Identify the graph of the equation. What is the angle of rotation for the equation?

xy = -5

=hyperbola 45 degrees

y^2+8x=0

is a parabola opening left

graph xy = -5
here,
http://fooplot.com/
put in y = -5/x
and click on plot it
You will see that the axis of symmetry is 45 degrees down and to the right of the x axis.

For the equation y^2 + 8x = 0, the graph is a parabola. The angle of rotation for this equation is 0 degrees since there is no rotation involved.

For the equation xy = -5, the graph is a hyperbola. However, the concept of angle of rotation is not applicable to hyperbolas. The angle of rotation is only relevant for conic sections that result from rotating a plane curve.

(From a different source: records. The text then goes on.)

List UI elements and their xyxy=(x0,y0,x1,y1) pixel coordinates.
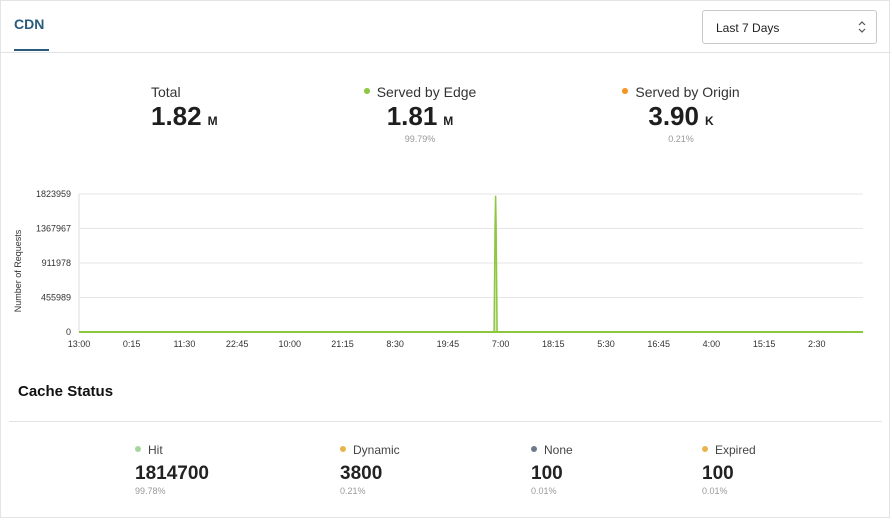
chart-series xyxy=(79,195,863,333)
cache-expired-label-row: Expired xyxy=(702,443,756,457)
requests-chart: 0 455989 911978 1367967 1823959 13:00 0:15 11:… xyxy=(1,181,891,361)
stat-total-value: 1.82 xyxy=(151,101,202,131)
cache-status-expired: Expired 100 0.01% xyxy=(702,443,756,496)
cache-expired-label: Expired xyxy=(715,443,756,457)
stat-origin: Served by Origin 3.90 K 0.21% xyxy=(601,84,761,144)
cache-dynamic-value: 3800 xyxy=(340,463,383,484)
stat-total: Total 1.82 M xyxy=(121,84,241,132)
chart-x-tick-label: 13:00 xyxy=(68,339,91,349)
stat-origin-percent: 0.21% xyxy=(668,134,694,144)
dynamic-legend-dot xyxy=(340,445,346,452)
cache-expired-percent: 0.01% xyxy=(702,486,728,496)
cache-none-value: 100 xyxy=(531,463,563,484)
stat-origin-value: 3.90 xyxy=(648,101,699,131)
tab-active-indicator xyxy=(14,49,49,51)
stat-origin-title-row: Served by Origin xyxy=(601,84,761,100)
chart-y-tick-label: 911978 xyxy=(42,258,71,268)
stat-origin-value-row: 3.90 K xyxy=(601,101,761,132)
cache-status-title: Cache Status xyxy=(18,383,114,400)
chart-y-tick-label: 1367967 xyxy=(36,224,71,234)
expired-legend-dot xyxy=(702,445,708,452)
chart-x-tick-label: 11:30 xyxy=(173,339,195,349)
time-range-value: Last 7 Days xyxy=(716,21,780,35)
chart-x-tick-label: 16:45 xyxy=(647,339,670,349)
cache-hit-percent: 99.78% xyxy=(135,486,166,496)
chart-x-tick-label: 10:00 xyxy=(279,339,302,349)
cache-expired-value: 100 xyxy=(702,463,734,484)
chart-x-tick-label: 7:00 xyxy=(492,339,510,349)
cache-dynamic-label-row: Dynamic xyxy=(340,443,400,457)
stat-edge-title-row: Served by Edge xyxy=(340,84,500,100)
stat-origin-title: Served by Origin xyxy=(635,84,740,100)
stat-edge-unit: M xyxy=(443,114,454,128)
chart-grid xyxy=(78,193,863,333)
chart-x-tick-label: 19:45 xyxy=(437,339,460,349)
cache-none-label-row: None xyxy=(531,443,573,457)
chart-x-tick-label: 0:15 xyxy=(123,339,141,349)
stat-total-unit: M xyxy=(207,114,218,128)
hit-legend-dot xyxy=(135,445,141,452)
cache-none-percent: 0.01% xyxy=(531,486,557,496)
time-range-select[interactable]: Last 7 Days xyxy=(702,10,877,44)
stat-origin-unit: K xyxy=(704,114,714,128)
panel-header: CDN Last 7 Days xyxy=(1,1,891,53)
cache-status-dynamic: Dynamic 3800 0.21% xyxy=(340,443,400,496)
chart-x-tick-label: 18:15 xyxy=(542,339,565,349)
stat-edge-percent: 99.79% xyxy=(404,134,436,144)
cache-hit-label: Hit xyxy=(148,443,163,457)
requests-chart-svg: 0 455989 911978 1367967 1823959 13:00 0:15 11:… xyxy=(13,189,863,349)
cache-hit-value: 1814700 xyxy=(135,463,209,484)
stat-total-value-row: 1.82 M xyxy=(121,101,241,132)
chart-y-tick-label: 0 xyxy=(66,327,71,337)
chart-x-tick-label: 22:45 xyxy=(226,339,249,349)
stat-edge-value: 1.81 xyxy=(386,101,438,131)
stat-total-title: Total xyxy=(151,84,181,100)
chart-x-tick-label: 4:00 xyxy=(703,339,721,349)
stat-edge-title: Served by Edge xyxy=(376,84,477,100)
cache-status-hit: Hit 1814700 99.78% xyxy=(135,443,209,496)
cache-dynamic-percent: 0.21% xyxy=(340,486,366,496)
origin-legend-dot xyxy=(622,88,629,95)
stat-edge-value-row: 1.81 M xyxy=(340,101,500,132)
select-arrows-icon xyxy=(858,21,866,33)
none-legend-dot xyxy=(531,445,537,452)
chart-x-tick-label: 8:30 xyxy=(386,339,404,349)
chart-y-ticks: 0 455989 911978 1367967 1823959 xyxy=(36,189,71,337)
chart-x-tick-label: 15:15 xyxy=(753,339,776,349)
edge-legend-dot xyxy=(363,88,370,95)
cache-status-divider xyxy=(9,421,882,422)
chart-x-ticks: 13:00 0:15 11:30 22:45 10:00 21:15 8:30 19:45 7:… xyxy=(68,339,826,349)
stat-edge: Served by Edge 1.81 M 99.79% xyxy=(340,84,500,144)
chart-series-line xyxy=(79,195,863,333)
chart-x-tick-label: 2:30 xyxy=(808,339,826,349)
chart-y-axis-label: Number of Requests xyxy=(13,229,23,312)
cache-hit-label-row: Hit xyxy=(135,443,209,457)
chart-series-area xyxy=(79,195,863,332)
chart-y-tick-label: 1823959 xyxy=(36,189,71,199)
tab-cdn[interactable]: CDN xyxy=(14,16,45,32)
chart-y-tick-label: 455989 xyxy=(41,293,71,303)
cache-status-none: None 100 0.01% xyxy=(531,443,573,496)
cache-dynamic-label: Dynamic xyxy=(353,443,400,457)
chart-x-tick-label: 21:15 xyxy=(331,339,354,349)
cache-none-label: None xyxy=(544,443,573,457)
chart-x-tick-label: 5:30 xyxy=(597,339,615,349)
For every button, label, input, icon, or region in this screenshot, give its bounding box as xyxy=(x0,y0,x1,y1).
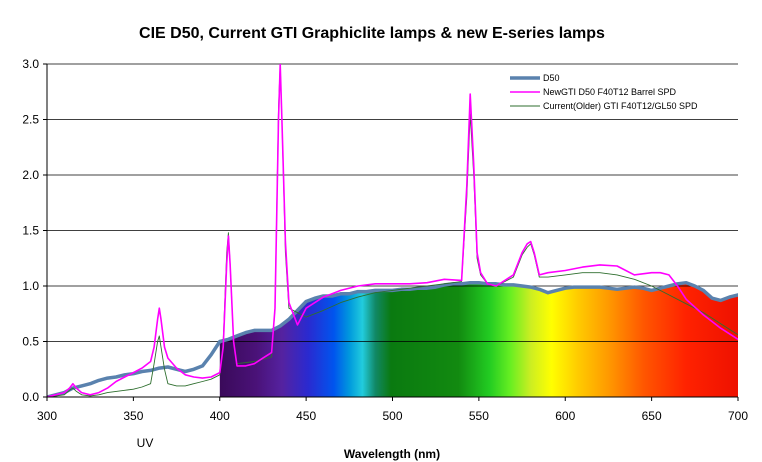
y-tick-label: 2.0 xyxy=(22,168,39,182)
gridlines xyxy=(47,63,738,342)
uv-annotation: UV xyxy=(137,436,154,450)
spectrum-fill xyxy=(219,282,739,397)
x-tick-label: 650 xyxy=(642,409,662,423)
y-tick-label: 3.0 xyxy=(22,57,39,71)
series-lines xyxy=(47,64,738,397)
x-tick-label: 600 xyxy=(555,409,575,423)
y-tick-label: 0.5 xyxy=(22,335,39,349)
spectrum-fill-group xyxy=(219,282,739,397)
legend: D50 NewGTI D50 F40T12 Barrel SPD Current(O… xyxy=(510,73,698,111)
legend-item-label: Current(Older) GTI F40T12/GL50 SPD xyxy=(543,101,698,111)
chart-title: CIE D50, Current GTI Graphiclite lamps &… xyxy=(139,25,605,42)
x-tick-label: 500 xyxy=(382,409,402,423)
tick-labels: 0.0 0.5 1.0 1.5 2.0 2.5 3.0 300 350 400 450 500 550 6… xyxy=(22,57,748,423)
series-line-1 xyxy=(47,64,738,397)
legend-item-label: D50 xyxy=(543,73,560,83)
x-tick-label: 450 xyxy=(296,409,316,423)
legend-item-label: NewGTI D50 F40T12 Barrel SPD xyxy=(543,87,677,97)
y-tick-label: 0.0 xyxy=(22,390,39,404)
x-tick-label: 350 xyxy=(123,409,143,423)
y-tick-label: 2.5 xyxy=(22,113,39,127)
y-tick-label: 1.0 xyxy=(22,279,39,293)
x-tick-label: 700 xyxy=(728,409,748,423)
x-tick-label: 300 xyxy=(37,409,57,423)
x-tick-label: 550 xyxy=(469,409,489,423)
x-axis-label: Wavelength (nm) xyxy=(344,447,440,461)
x-tick-label: 400 xyxy=(210,409,230,423)
y-tick-label: 1.5 xyxy=(22,224,39,238)
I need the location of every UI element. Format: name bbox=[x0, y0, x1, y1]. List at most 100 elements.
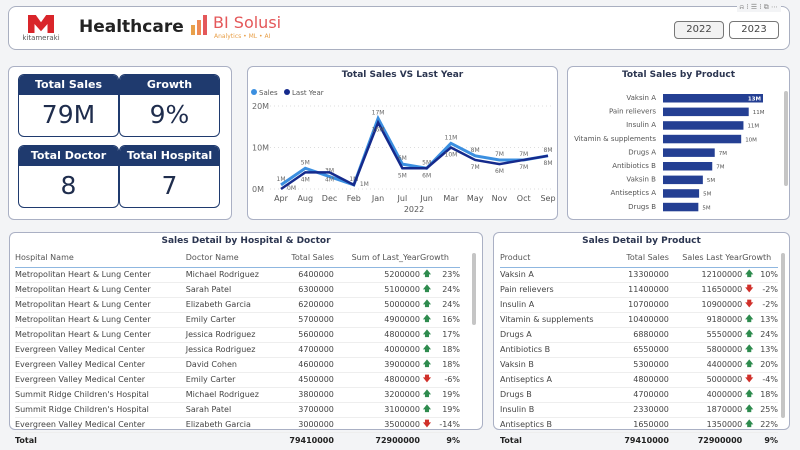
table-row[interactable]: Evergreen Valley Medical Center Emily Car… bbox=[15, 372, 460, 388]
arrow-up-icon: 🡅 bbox=[742, 312, 757, 328]
x-axis-label: 2022 bbox=[404, 205, 424, 214]
table-row[interactable]: Metropolitan Heart & Lung Center Sarah Pa… bbox=[15, 282, 460, 298]
table-cell: Jessica Rodriguez bbox=[185, 342, 278, 358]
table-row[interactable]: Vitamin & supplements 10400000 9180000 🡅 13% bbox=[500, 312, 778, 328]
hospital-table: Hospital Name Doctor Name Total Sales Sum o… bbox=[15, 250, 460, 448]
table-cell: Drugs B bbox=[500, 387, 615, 403]
arrow-down-icon: 🡇 bbox=[419, 417, 434, 433]
data-label: 7M bbox=[519, 164, 528, 171]
line-chart-title: Total Sales VS Last Year bbox=[341, 70, 464, 80]
table-row[interactable]: Antiseptics A 4800000 5000000 🡇 -4% bbox=[500, 372, 778, 388]
table-cell: Jessica Rodriguez bbox=[185, 327, 278, 343]
bar-category-label: Drugs B bbox=[628, 203, 656, 211]
table-cell: Emily Carter bbox=[185, 372, 278, 388]
column-header[interactable]: Hospital Name bbox=[15, 250, 186, 268]
table-cell: 5300000 bbox=[614, 357, 669, 373]
table-cell: 24% bbox=[433, 297, 460, 313]
line-chart: 0M 10M 20M Apr Aug Dec Feb Jan Jul Jun Mar May Nov Oc… bbox=[251, 89, 556, 214]
table-cell: 24% bbox=[756, 327, 778, 343]
bar-data-label: 13M bbox=[748, 97, 761, 103]
table-cell: Vaksin A bbox=[500, 267, 615, 283]
total-cell: 72900000 bbox=[668, 431, 743, 448]
partner-name: BI Solusi bbox=[213, 13, 282, 32]
arrow-up-icon: 🡅 bbox=[742, 342, 757, 358]
bar-category-label: Vaksin B bbox=[626, 176, 656, 184]
table-row[interactable]: Metropolitan Heart & Lung Center Emily Ca… bbox=[15, 312, 460, 328]
x-tick-label: Oct bbox=[517, 194, 531, 203]
table-cell: 4700000 bbox=[614, 387, 669, 403]
table-row[interactable]: Antibiotics B 6550000 5800000 🡅 13% bbox=[500, 342, 778, 358]
product-table-panel: Sales Detail by Product Product Total Sal… bbox=[493, 232, 790, 448]
arrow-up-icon: 🡅 bbox=[419, 282, 434, 298]
table-row[interactable]: Pain relievers 11400000 11650000 🡇 -2% bbox=[500, 282, 778, 298]
table-cell: 5100000 bbox=[333, 282, 420, 298]
table-cell: 12100000 bbox=[668, 267, 743, 283]
table-cell: 4400000 bbox=[668, 357, 743, 373]
table-row[interactable]: Drugs A 6880000 5550000 🡅 24% bbox=[500, 327, 778, 343]
column-header[interactable]: Sales Last Year bbox=[668, 250, 743, 268]
table-row[interactable]: Metropolitan Heart & Lung Center Elizabet… bbox=[15, 297, 460, 313]
arrow-up-icon: 🡅 bbox=[742, 267, 757, 283]
year-2022-button[interactable]: 2022 bbox=[674, 21, 724, 39]
scrollbar[interactable] bbox=[781, 253, 785, 418]
table-row[interactable]: Metropolitan Heart & Lung Center Michael … bbox=[15, 267, 460, 283]
table-cell: Emily Carter bbox=[185, 312, 278, 328]
legend-label: Sales bbox=[259, 89, 278, 97]
year-2023-button[interactable]: 2023 bbox=[729, 21, 779, 39]
y-tick-label: 10M bbox=[252, 144, 269, 153]
column-header[interactable]: Doctor Name bbox=[185, 250, 278, 268]
table-cell: 10400000 bbox=[614, 312, 669, 328]
table-cell: David Cohen bbox=[185, 357, 278, 373]
table-cell: 6200000 bbox=[277, 297, 334, 313]
total-cell: 9% bbox=[742, 431, 778, 448]
column-header[interactable]: Growth bbox=[419, 250, 460, 268]
kpi-panel: Total Sales 79M Growth 9% Total Doctor 8 To… bbox=[8, 66, 232, 220]
bar-category-label: Vitamin & supplements bbox=[574, 135, 656, 143]
column-header[interactable]: Growth bbox=[742, 250, 778, 268]
column-header[interactable]: Total Sales bbox=[614, 250, 669, 268]
x-tick-label: May bbox=[467, 194, 484, 203]
bar-data-label: 5M bbox=[702, 205, 710, 211]
arrow-up-icon: 🡅 bbox=[742, 417, 757, 433]
total-row: Total 79410000 72900000 9% bbox=[500, 431, 778, 448]
data-label: 11M bbox=[445, 134, 458, 141]
bar bbox=[663, 175, 703, 185]
table-row[interactable]: Evergreen Valley Medical Center Elizabeth… bbox=[15, 417, 460, 433]
data-label: 4M bbox=[301, 176, 310, 183]
table-cell: 11650000 bbox=[668, 282, 743, 298]
scrollbar[interactable] bbox=[472, 253, 476, 325]
column-header[interactable]: Product bbox=[500, 250, 615, 268]
data-label: 5M bbox=[301, 159, 310, 166]
column-header[interactable]: Sum of Last_Year bbox=[333, 250, 420, 268]
bar bbox=[663, 121, 744, 130]
table-row[interactable]: Insulin B 2330000 1870000 🡅 25% bbox=[500, 402, 778, 418]
table-row[interactable]: Insulin A 10700000 10900000 🡇 -2% bbox=[500, 297, 778, 313]
kitameraki-logo: kitameraki bbox=[21, 15, 61, 42]
data-label: 3M bbox=[325, 168, 334, 175]
table-cell: 25% bbox=[756, 402, 778, 418]
table-cell: 4900000 bbox=[333, 312, 420, 328]
bar-category-label: Insulin A bbox=[626, 121, 656, 129]
table-row[interactable]: Summit Ridge Children's Hospital Sarah Pa… bbox=[15, 402, 460, 418]
table-row[interactable]: Vaksin A 13300000 12100000 🡅 10% bbox=[500, 267, 778, 283]
x-tick-label: Aug bbox=[297, 194, 313, 203]
table-row[interactable]: Antiseptics B 1650000 1350000 🡅 22% bbox=[500, 417, 778, 433]
scrollbar[interactable] bbox=[784, 91, 788, 186]
table-row[interactable]: Summit Ridge Children's Hospital Michael … bbox=[15, 387, 460, 403]
table-row[interactable]: Vaksin B 5300000 4400000 🡅 20% bbox=[500, 357, 778, 373]
kpi-growth: Growth 9% bbox=[119, 74, 220, 137]
data-label: 8M bbox=[544, 160, 553, 167]
visual-toolbar[interactable]: ⍾ ⁞ ☰ ⁞ ⧉ ⋯ bbox=[736, 3, 781, 12]
table-cell: 16% bbox=[433, 312, 460, 328]
partner-tagline: Analytics • ML • AI bbox=[214, 33, 271, 40]
table-row[interactable]: Evergreen Valley Medical Center Jessica R… bbox=[15, 342, 460, 358]
table-row[interactable]: Metropolitan Heart & Lung Center Jessica … bbox=[15, 327, 460, 343]
page-title: Healthcare bbox=[79, 17, 184, 37]
table-row[interactable]: Evergreen Valley Medical Center David Coh… bbox=[15, 357, 460, 373]
column-header[interactable]: Total Sales bbox=[277, 250, 334, 268]
table-cell: 13% bbox=[756, 312, 778, 328]
product-table: Product Total Sales Sales Last Year Growth V… bbox=[500, 250, 778, 448]
bar-data-label: 7M bbox=[719, 151, 727, 157]
table-row[interactable]: Drugs B 4700000 4000000 🡅 18% bbox=[500, 387, 778, 403]
total-cell: 79410000 bbox=[614, 431, 669, 448]
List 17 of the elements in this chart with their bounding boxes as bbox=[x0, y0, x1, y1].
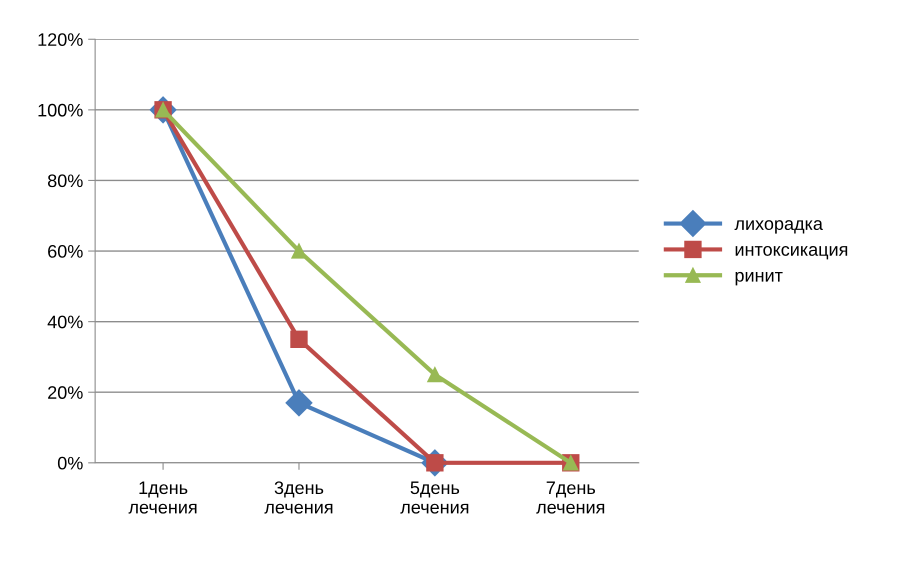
legend-label: лихорадка bbox=[734, 220, 823, 234]
y-tick-label: 100% bbox=[38, 104, 83, 117]
y-tick-label: 80% bbox=[48, 174, 83, 188]
legend-label: интоксикация bbox=[736, 246, 848, 260]
x-tick-label: 5день лечения bbox=[400, 482, 468, 514]
y-tick-label: 120% bbox=[38, 33, 83, 46]
y-tick-label: 20% bbox=[48, 386, 83, 399]
x-tick-label: 7день лечения bbox=[536, 482, 604, 514]
point bbox=[427, 366, 443, 382]
y-tick-label: 60% bbox=[48, 244, 83, 258]
x-tick-label: 3день лечения bbox=[264, 481, 332, 514]
y-tick-label: 40% bbox=[48, 316, 83, 328]
point bbox=[286, 389, 312, 416]
point bbox=[290, 330, 308, 348]
legend-label: ринит bbox=[736, 272, 783, 286]
x-tick-label: 1день лечения bbox=[128, 482, 196, 514]
y-tick-label: 0% bbox=[58, 456, 83, 470]
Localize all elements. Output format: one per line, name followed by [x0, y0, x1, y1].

To identify the graph of an equation, you need to determine its shape by analyzing its form and coefficients. The angle of rotation refers to the angle by which the graph is rotated from its standard position.

1. Equation: y^2 + 8x = 0
This equation represents a parabola, but it is not rotated. The standard form of a parabola is x = Ay^2, where A is a constant. In the given equation, we can rewrite it as x = (-1/8)y^2. Since there is no angle of rotation mentioned or indicated in the equation, we can conclude that the angle of rotation for this equation is 0 degrees.

Therefore, the statement "parabola 90 degrees" is incorrect.

2. Equation: xy = -5
This equation represents a hyperbola, and to identify its angle of rotation, we need to determine its standard form. The standard form of a hyperbola is given by (x-h)^2/a^2 - (y-k)^2/b^2 = 1, where (h,k) represents the center, and a and b are constants.

To convert the given equation into the standard form, we divide both sides by -5, resulting in xy/-5 = 1. Rearranging, we get xy = 5, which can be written as (x-0)^2/5 - (y-0)^2/5 = 1.

In this standard form, we can see that there is no coefficient in front of the (y-k)^2 term. This indicates that the graph is not rotated at all. Therefore, the angle of rotation for this equation is 0 degrees.

Hence, the statement "hyperbola 45 degrees" is incorrect.